[Vwdiesel] My '89 keeps stalling? UPDATE. Oil Pump?

Bart Wineland bwinelan at allegheny.edu
Fri Oct 3 09:34:48 EDT 2003


Thanks again to all who offered suggestions about my stalling problem on my
89 Jetta 1.6 NA. I tried everything suggested with the exception of
checking the pump timing. I actually have the gauge to do it but have not
had time to set down and figure it out. Briefly again my problem was my car
would start great but as soon as I would rev it up to drive off it would
die and not start again for at least 10 minutes, this was in 60 degree
weather. If I let it warm up a few minutes first it would be fine. As the
temperature dropped recently (snow in NW PA yesterday) it got worse.  It
starts great and runs for 2 or 3 seconds and dies even if I don't touch the
throttle.
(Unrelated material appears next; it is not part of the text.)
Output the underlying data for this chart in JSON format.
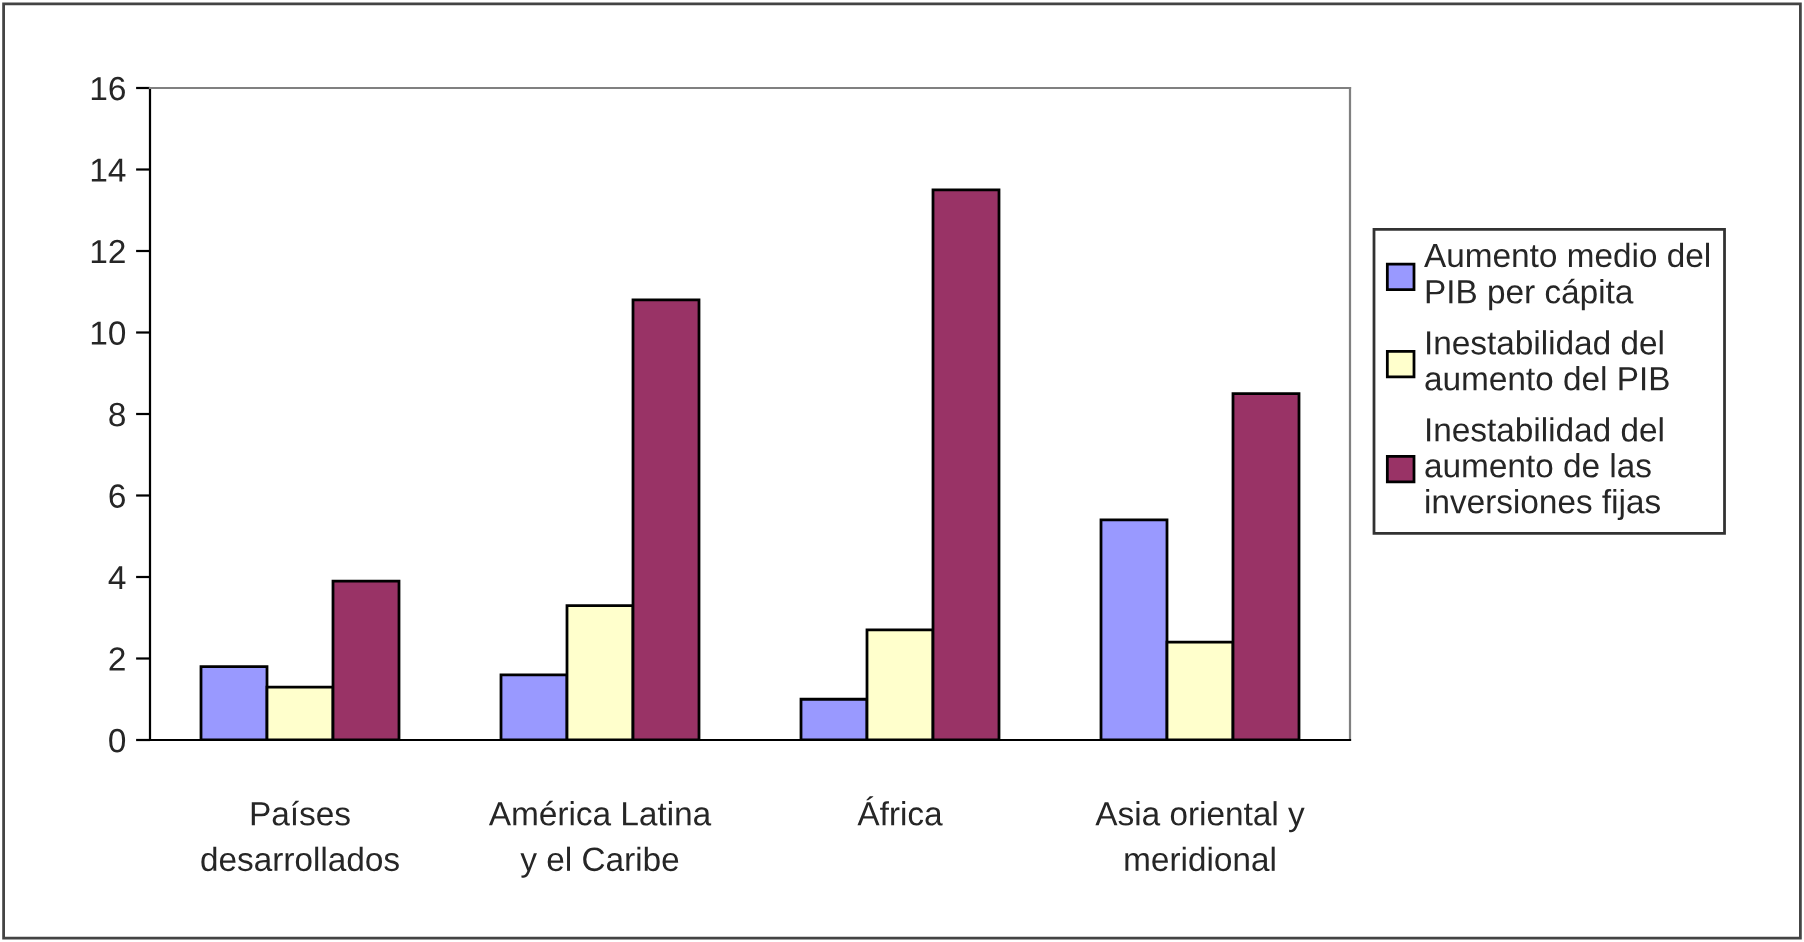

When I try to start it again the starter free wheels. I thought
it was because it could not overcome the added compression of the cylinders
with the fuel in them and was disengaging from the flywheel. Eventually I
got it to start but it ran as if on 2 cylinders for 4 or 5 minutes then it
is as if the 3rd came to life, then it smooths out nicely and runs on all
4. From there it runs like a champ 75 mph down the interstate without
missing a beat.   I have a magnetic heater on the oil pan so I plugged it
in all day Wed. and wed. evening it started no problem and I got it to a
local 1 man VW shop.  Without looking at it and going by my description he
said it sounded like I was low on compression which was not what I wanted
to hear. The engine has 12k miles on a fresh "rebuild". My question to that
was that it does not use any oil between 3 k changes and does not smoke so
I was hopeful after he looked it over would find something else.  I called
him at the end of the day yesterday and he said he worked on it and
believes my Oil pump is the problem.  He said he has only seen it once
before but it looks like it is spiking a very high oil pressure after it
starts and after 2 or 3 seconds of running the hydraulic lifters are
actually not allowing the valves to close so it loses all compression and
dies. And when you try to restart it is turning the engine over but with 0
compression.  Eventually the lifters will bleed down allowing the cycle to
start over.  When the oil gets warmed up enough things work ok? Since
everything I have seen supports the idea that when the oil is warm it is ok
it makes sense to me but I would like to know if anyone else has ever seen
such a thing? I am not familiar with VW hydraulic lifters but really
thought the oil made them absorb the shock but can't picture in my head how
they would "grow" to keep the valves from closing?  FYI I am running
Rotella T 40w in it with a Mann oil filter.  He can't get back on it until
the first of the week so I thought in the meantime I would ask what you
guys thought?

Thanks much,

Bart


At 08:04 PM 8/17/2003 -0400, LBaird119 at aol.com wrote:
>--
>[ Picked text/plain from multipart/alternative ]
>   Sounds like the timing is way off.  It could be a bad injector or more but
>it'd really be puffing out the white smoke at idle if one was THAT bad.  You
>may have a bad ground where the negative cable bolts to the transmission.
>The rotation of the engine causes a loss of current and the stop solenoid
>closes.  It could explain the starter too.  Not highly likely but a
>possibility.
>I'd suspect fairly retarded timing as most likely.  If an injector were that
>bad your glow plug will likely be missing the heating element prortion of it.